DVD間宮兄弟
弟がお話を書いて、兄が挿絵を描くということで、

チャペック兄弟 も相当に仲が良さそうでしたけれど、

この映画の間宮兄弟には敵わないでしょうね。


映画の中のセリフにもあったように、

「間宮兄弟じゃくって、マニア兄弟」ってな感じの趣味が通い合う

仲良し兄弟なのですね。


これを、佐々木蔵之介とドランクドラゴンの塚地が演じています。

こりゃあ、女性にモテるわけがないなというキャラながら、

それが反って無害に思えるのか、

アパートでカレー・パーティーをやったり、

モノポリーをやったりして、結構楽しんでるわけです。


が、「祭りのあと」ならぬパーティーのあとにはやはり空しい一陣の風が・・・

でも、それを空しいと思うのも一瞬のこと。

立ち直りは見事というべきでしょうか。


ということで、どこなにいそうでいなさそうな兄弟。

いつまでもこうはいかないよな・・・というの空想、というか理想の兄弟を提示してくれてたりするわけです。


兄弟仲の悪さというか、確執を描くようなストーリーというのは、多々あるわけなのですね。

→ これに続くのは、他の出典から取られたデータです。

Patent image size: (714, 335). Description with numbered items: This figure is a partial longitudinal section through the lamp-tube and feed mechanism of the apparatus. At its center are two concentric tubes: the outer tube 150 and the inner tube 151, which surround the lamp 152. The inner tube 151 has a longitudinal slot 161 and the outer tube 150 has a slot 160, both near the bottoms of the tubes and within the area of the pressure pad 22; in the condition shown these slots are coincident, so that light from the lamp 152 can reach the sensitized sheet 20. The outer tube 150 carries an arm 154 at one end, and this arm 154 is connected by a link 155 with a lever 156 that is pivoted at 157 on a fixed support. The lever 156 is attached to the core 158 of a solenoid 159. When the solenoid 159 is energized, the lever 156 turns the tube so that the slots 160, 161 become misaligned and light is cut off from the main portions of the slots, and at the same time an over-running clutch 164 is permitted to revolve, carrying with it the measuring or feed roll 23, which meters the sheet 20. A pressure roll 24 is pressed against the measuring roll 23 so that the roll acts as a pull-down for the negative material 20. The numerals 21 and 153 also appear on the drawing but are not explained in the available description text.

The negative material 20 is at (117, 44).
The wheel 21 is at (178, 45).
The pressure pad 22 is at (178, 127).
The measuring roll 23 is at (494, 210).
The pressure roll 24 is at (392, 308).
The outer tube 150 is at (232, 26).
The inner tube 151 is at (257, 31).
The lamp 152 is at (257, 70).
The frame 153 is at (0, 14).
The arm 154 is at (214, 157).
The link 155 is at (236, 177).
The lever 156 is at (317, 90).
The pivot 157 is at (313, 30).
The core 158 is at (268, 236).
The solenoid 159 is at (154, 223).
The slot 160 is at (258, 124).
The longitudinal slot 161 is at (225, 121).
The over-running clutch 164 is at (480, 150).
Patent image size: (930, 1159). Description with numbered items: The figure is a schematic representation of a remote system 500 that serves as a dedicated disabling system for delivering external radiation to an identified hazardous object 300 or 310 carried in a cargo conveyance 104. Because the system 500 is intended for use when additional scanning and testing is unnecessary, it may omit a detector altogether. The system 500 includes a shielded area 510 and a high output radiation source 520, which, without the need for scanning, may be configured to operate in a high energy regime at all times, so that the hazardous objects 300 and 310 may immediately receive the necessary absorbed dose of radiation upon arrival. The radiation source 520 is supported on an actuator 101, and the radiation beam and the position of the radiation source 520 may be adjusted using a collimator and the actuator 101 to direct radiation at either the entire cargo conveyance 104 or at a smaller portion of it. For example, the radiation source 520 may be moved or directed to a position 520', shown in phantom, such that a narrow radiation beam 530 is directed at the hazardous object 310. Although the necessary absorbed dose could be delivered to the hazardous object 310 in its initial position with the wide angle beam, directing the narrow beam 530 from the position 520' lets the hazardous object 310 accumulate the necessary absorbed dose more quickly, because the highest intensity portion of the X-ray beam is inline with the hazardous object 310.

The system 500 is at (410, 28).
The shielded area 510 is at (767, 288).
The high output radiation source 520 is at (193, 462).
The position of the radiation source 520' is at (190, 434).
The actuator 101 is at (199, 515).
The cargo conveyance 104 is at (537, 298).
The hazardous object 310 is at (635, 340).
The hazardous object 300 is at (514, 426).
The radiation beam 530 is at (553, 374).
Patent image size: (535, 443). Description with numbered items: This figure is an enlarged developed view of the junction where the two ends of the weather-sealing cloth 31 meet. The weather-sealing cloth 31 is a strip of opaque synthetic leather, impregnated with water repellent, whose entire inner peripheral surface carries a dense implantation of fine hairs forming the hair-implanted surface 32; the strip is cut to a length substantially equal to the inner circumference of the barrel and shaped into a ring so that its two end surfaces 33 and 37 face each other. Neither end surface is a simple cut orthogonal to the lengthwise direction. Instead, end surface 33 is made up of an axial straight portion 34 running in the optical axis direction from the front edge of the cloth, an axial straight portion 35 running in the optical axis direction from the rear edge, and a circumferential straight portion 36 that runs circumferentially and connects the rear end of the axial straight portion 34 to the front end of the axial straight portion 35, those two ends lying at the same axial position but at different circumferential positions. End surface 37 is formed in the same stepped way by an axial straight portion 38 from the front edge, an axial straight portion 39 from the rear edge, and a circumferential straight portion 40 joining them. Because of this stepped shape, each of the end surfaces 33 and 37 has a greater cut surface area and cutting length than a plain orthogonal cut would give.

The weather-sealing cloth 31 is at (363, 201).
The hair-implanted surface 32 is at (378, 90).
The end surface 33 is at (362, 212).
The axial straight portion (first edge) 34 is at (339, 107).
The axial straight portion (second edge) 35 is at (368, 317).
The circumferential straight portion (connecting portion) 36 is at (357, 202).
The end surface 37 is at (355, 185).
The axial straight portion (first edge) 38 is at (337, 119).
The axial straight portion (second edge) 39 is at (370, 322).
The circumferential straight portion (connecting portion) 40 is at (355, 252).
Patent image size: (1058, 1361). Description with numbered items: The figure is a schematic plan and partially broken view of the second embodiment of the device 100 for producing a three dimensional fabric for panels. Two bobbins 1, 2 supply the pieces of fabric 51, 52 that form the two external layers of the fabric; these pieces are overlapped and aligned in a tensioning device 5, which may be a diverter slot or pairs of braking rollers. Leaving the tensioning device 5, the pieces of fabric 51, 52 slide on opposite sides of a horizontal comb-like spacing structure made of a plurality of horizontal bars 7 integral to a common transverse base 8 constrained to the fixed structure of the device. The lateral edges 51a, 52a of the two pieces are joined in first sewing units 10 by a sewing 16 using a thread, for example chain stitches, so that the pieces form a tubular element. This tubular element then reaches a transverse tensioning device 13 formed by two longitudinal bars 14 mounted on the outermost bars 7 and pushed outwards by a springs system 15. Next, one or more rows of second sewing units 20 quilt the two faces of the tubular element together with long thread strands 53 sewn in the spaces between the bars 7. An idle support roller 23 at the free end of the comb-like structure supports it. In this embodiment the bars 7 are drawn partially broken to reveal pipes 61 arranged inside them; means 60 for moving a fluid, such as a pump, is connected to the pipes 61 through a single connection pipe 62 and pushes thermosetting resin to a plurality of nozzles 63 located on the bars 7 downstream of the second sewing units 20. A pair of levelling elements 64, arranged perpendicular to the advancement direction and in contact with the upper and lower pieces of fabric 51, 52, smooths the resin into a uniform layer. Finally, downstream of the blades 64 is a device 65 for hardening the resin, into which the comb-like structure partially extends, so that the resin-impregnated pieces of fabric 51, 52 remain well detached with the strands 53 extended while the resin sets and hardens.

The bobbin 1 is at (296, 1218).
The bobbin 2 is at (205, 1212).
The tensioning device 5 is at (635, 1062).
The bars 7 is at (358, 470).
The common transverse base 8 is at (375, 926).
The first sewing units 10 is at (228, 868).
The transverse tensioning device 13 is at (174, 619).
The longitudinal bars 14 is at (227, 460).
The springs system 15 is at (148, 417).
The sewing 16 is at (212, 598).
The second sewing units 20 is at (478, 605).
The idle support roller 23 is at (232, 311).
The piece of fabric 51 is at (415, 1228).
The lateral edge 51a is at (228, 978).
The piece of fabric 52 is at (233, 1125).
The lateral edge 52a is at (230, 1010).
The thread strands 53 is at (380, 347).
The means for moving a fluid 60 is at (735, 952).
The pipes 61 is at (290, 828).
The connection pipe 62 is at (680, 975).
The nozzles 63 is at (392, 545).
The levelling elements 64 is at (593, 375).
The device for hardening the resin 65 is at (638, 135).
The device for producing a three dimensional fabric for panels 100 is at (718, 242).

シェイクスピアなんかにも、「リチャード三世」も「リア王」も、それこそたくさんありますけれど、

仲のよい兄弟を描くというのは、なくはないですけれど、数は決して多くないような。


やがてはそれぞれがそれぞれの道を進んでいくというのが、大人になっていく当たり前の姿だとすれば、

いつまでも子供心を失わずにいることが、間宮兄弟のような関係なのでしょう。


それは、それでなんだかセンチメンタルな世界だなと思うのでありました。